Suppose, in an effort to come across as smart, perceptive, and eloquent, you memorized as many famous speeches as you could. With a database of sage sound bites in your head, you could replace your normal contributions to conversations with phrases that have already been rewarded with adulation. Good idea, right?

Of course not. You’d come off as pretentious at best, a complete idiot at worst.

When it comes to sayings, phrases, and stories, context doesn’t just matter. It’s everything.

The same is true of technology. Just because something worked famously in a given implementation and market, there’s no guarantee it can be lifted and placed anywhere else with the same success.

Nevertheless, I have no doubt that we’ll see a steady diet of square technologies jammed into every round hole in our lives.

For example, the round hole in our face:

Coca-Cola Freestyle probably worked great in test labs. The touch interface is generally responsive, though not as responsive as an iOS device. But as long as all its chemical vials are full, it serves the chosen drink.

Coca Cola Freestyle Dispenser pe

The problem is getting to that choice. Unlike in a typical tablet context, where the user is working more or less in isolation, Coca-Cola Freestyle imposes an extraordinary amount of decision on customers in an environment that’s extremely unfriendly to delays: busy counter-service restaurants.

Before Coca-Cola Freestyle arrived in the counter-service places I frequent, going from the cash register to the Diet Coke dispenser was a trivial task. Now, the old five-select soda machines are offline, dusty, and in the shadow of their brightly lit, 100+ option successor.

If you read about Coca-Cola Freestyle online and in newspapers, the tone is generally upbeat.
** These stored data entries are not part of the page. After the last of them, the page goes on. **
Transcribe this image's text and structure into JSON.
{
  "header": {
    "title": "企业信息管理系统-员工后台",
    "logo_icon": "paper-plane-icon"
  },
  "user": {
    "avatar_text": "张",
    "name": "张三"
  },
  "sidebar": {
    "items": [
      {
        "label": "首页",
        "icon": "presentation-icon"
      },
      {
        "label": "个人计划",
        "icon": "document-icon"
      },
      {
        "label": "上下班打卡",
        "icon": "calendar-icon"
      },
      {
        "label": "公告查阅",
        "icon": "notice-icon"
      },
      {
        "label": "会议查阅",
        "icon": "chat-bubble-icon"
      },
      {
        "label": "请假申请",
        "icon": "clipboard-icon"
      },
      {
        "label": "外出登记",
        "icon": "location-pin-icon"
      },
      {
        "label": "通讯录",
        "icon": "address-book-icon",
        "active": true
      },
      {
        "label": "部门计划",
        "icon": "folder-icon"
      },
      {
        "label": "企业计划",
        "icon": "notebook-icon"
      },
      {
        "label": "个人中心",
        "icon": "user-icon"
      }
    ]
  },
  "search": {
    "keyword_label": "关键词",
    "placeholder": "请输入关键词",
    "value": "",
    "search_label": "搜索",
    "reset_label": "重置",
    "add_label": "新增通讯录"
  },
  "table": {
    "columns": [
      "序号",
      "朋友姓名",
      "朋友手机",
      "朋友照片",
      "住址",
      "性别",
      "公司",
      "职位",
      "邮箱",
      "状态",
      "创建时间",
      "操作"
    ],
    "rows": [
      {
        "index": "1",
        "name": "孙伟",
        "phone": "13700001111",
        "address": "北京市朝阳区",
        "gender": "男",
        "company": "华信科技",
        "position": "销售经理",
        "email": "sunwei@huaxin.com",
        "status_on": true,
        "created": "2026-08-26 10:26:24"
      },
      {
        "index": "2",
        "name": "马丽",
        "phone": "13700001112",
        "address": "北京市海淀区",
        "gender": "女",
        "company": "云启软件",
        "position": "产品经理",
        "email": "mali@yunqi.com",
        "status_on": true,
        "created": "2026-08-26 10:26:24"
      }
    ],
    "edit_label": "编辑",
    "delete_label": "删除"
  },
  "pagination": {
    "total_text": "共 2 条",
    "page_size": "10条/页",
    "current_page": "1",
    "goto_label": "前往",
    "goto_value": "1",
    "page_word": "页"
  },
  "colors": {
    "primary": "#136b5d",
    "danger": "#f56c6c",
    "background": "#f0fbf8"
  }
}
I’d be surprised if any of those writers have actually used one (during peak business hours).

These are my real-world experiences with Coca-Cola Freestyle:

  • Now that ice and all beverage options come from a single point in space, longer lines happen. With the old five-select model, two or more people could easily get ice or drinks at the same time.

  • Sure people like good ole Coke, but why settle for that when you can have lime-flavored Powerade? Or fruit punch diet Fanta? Or peach-flavored Sprite Zero? God forbid you choose a flavor that fails to wash away the bitter taste of cognitive dissonance.

  • Coca-Cola Freestyle will mix many things, but it does not mix well with unattended children.

  • It’s a computer, so it fails sometimes. Just the other day, I had the displeasure of watching—with offsetting feelings of frustration and sympathy—as a poor girl tried to fix a snafu’d Coca-Cola Freestyle machine in front of an audience of foot-tapping customers. The girl was probably hired to assemble burritos and tacos, but on that day she was awkwardly villainized in the role of soda machine information technology manager. After a few frantic iterations of rebooting and seeing a dying-PC-esque mess of arcane error messages, the machine came back to life.

I can only hope that the reason the old soda machines are still in place is because restaurant owners aren’t fully sold on the idea of trading five choices for a hundred.

Coca-Cola Freestyle had better hope New Coke is saving a seat, wherever bad ideas go to die.